Tuesday, February 17, 2015

'Choice card' for vets distant from VA facility or with delayed appointments has problems

Last summer, the Department of Veterans Affairs said it would offer a "choice card" allowing "veterans who have been waiting more than 30 days for appointments or who live more than 40 miles from a VA facility the chance to see a private doctor," Emily Wax-Thibodeaux writes for The Washington Post. "Some veterans say that when they attempted to use their card, the VA told them they had to live more than 40 'miles in a straight line, or as the crow flies,' from their VA rather than Google maps miles, which makes the card harder to use."

Rep. Tim Huelskamp, R-Kan., has filed a bill to use actual driving distances and apply "directly to the type of care requested by the veteran – which means having a Community-Based Outpatient Clinic in the area would no longer prevent a veteran from choosing care at a local hospital if the local CBOC can’t provide the necessary service," the Post reports.

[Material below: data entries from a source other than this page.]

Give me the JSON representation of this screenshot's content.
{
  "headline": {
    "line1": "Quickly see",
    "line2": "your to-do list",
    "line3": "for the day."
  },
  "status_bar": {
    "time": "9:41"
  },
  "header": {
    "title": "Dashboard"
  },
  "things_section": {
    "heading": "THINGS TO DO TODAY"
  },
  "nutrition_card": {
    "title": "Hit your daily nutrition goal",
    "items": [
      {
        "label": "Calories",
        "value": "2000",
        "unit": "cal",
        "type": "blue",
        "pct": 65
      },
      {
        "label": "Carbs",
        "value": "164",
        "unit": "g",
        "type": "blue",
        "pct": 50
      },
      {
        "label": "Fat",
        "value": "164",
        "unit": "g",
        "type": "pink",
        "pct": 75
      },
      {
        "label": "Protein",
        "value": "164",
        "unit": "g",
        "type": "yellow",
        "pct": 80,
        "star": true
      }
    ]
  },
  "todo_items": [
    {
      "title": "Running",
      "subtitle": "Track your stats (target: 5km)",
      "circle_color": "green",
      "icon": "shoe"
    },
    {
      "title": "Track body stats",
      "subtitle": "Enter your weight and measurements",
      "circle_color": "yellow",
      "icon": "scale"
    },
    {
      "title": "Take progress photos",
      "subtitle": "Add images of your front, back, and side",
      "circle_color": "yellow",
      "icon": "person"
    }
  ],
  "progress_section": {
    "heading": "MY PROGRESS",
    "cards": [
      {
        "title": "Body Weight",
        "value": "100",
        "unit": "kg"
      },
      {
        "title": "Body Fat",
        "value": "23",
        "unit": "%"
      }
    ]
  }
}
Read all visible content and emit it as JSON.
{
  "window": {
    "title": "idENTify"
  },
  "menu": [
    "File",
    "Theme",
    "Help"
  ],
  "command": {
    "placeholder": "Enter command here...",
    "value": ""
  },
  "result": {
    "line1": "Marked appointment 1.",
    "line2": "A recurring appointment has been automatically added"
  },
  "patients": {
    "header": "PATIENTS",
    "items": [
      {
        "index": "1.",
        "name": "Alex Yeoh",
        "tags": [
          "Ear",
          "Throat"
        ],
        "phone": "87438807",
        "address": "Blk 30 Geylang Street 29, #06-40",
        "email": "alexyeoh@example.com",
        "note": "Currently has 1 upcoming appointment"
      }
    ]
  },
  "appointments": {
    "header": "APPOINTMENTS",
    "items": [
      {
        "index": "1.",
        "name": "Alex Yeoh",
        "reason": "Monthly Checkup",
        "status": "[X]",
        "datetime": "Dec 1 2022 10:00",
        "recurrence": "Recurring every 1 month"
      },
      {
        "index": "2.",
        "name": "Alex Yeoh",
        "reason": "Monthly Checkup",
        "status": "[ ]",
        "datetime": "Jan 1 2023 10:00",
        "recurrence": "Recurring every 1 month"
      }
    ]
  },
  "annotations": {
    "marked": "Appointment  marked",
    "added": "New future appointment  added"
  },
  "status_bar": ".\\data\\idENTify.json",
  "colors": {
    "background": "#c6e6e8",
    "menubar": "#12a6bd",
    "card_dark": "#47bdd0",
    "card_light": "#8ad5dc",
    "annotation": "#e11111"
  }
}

Also, the newspaper reports, "Several VA doctors e-mailed The Washington Post saying they themselves don’t understand how to use the program." One wrote, “As far as I can tell, the choice card has created more confusion and aggravation than improving access to clinical care, though it did gain political points.”

"Another problem that veterans pointed to is that all veterans, whether eligible or not, get the card," the Post reports. "Some are showing up in private emergency rooms and try to use the card only to find out it’s not valid." One reader told the Post that VA sent a card to her stepfather, who died in 2009, "a symbol of an agency still seemingly in disarray."